Nisei is a japanese word meaning ‘second-generation’, and usually refers to the children of immigrants – those who had never lived in the family’s country of origin. Those born in the early to mid 1990s -1993 is the year used by this Wired article – have grown up in the digital world. What does it mean for a generation that has not known another world, but has been formed by digital culture? The author of the article, Jerry Adler, has some interesting observations:

On one hand, millennials consume so much media they can’t concentrate, torn as they are between texting, posting on Facebook, and watching YouTube. And yet they also have an astonishing ability to focus on elaborate videogame play for six-hour stretches or to watch complex, multistranded television dramas in binge sessions that can swallow a weekend.

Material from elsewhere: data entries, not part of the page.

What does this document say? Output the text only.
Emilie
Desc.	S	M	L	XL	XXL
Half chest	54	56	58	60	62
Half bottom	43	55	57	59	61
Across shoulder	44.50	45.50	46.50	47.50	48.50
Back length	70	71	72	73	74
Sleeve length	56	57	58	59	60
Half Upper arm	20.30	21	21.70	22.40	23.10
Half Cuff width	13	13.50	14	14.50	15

On how important texting is to understand the new generation:

Texting is perhaps the most efficient form of communication ever invented, stripping messages to a fine-grained, asynchronous channel. It is at once intimate, allowing communication on a level of informality that would be unthinkable in any other medium, and distant—replacing a commitment to a conversation with a series of one-sided communiquès. “Phone conversations make me anxious,” says Jennifer Lin, a freshman at Parsons the New School for Design. “I don’t like calling people and having them not answer. I don’t want people around me hearing what I’m saying. I don’t want to have to think about how to end the conversation—OK, bye, later, see you. I don’t want to talk to people. And it kills my batteries.” […] And the lack of immediate feedback cuts both ways, psychologically. To be 20 is to wonder why you haven’t received a response to your latest message, to live in fear that your sarcasm was misunderstood. The younger the person, says Amanda di Bartolomeo, a Los Angeles psychologist, the more impatient they are for a reply. They devise elaborate theories involving lost phones, sudden term papers, and cool parties to which the sender wasn’t invited.

Should you be worried about over-sharing on social media? Won’t you regret it later?

She is casual about what some might consider the risks of oversharing. In the future, she says, it won’t matter if you did post a picture of yourself covered in chocolate, because “the people who care will all retire and the world will be run by my generation, which doesn’t give a shit.”

To understand this generation, Adler says, you have to understand the video-game-effect on how they view navigating life:

Videogames have also shaped how millennials strategize about life. These games impose a worldview subtly different from the precomputer one, in which a game required formal, transparent rules. Millennials grew up playing games into which creators had inserted hacks, shortcuts, and trapdoors for players to ferret out—or learn of from friends. “The evolution of games started to mimic the complexity of real life,” Wong says. “Life doesn’t come to you in a box with an instruction book.”

Adler concludes:

This, perhaps, is the most profound of the digital Nisei’s new rules: Make no distinction between the real and the virtual. Actions that begin in one realm play out in the other. They are interwoven.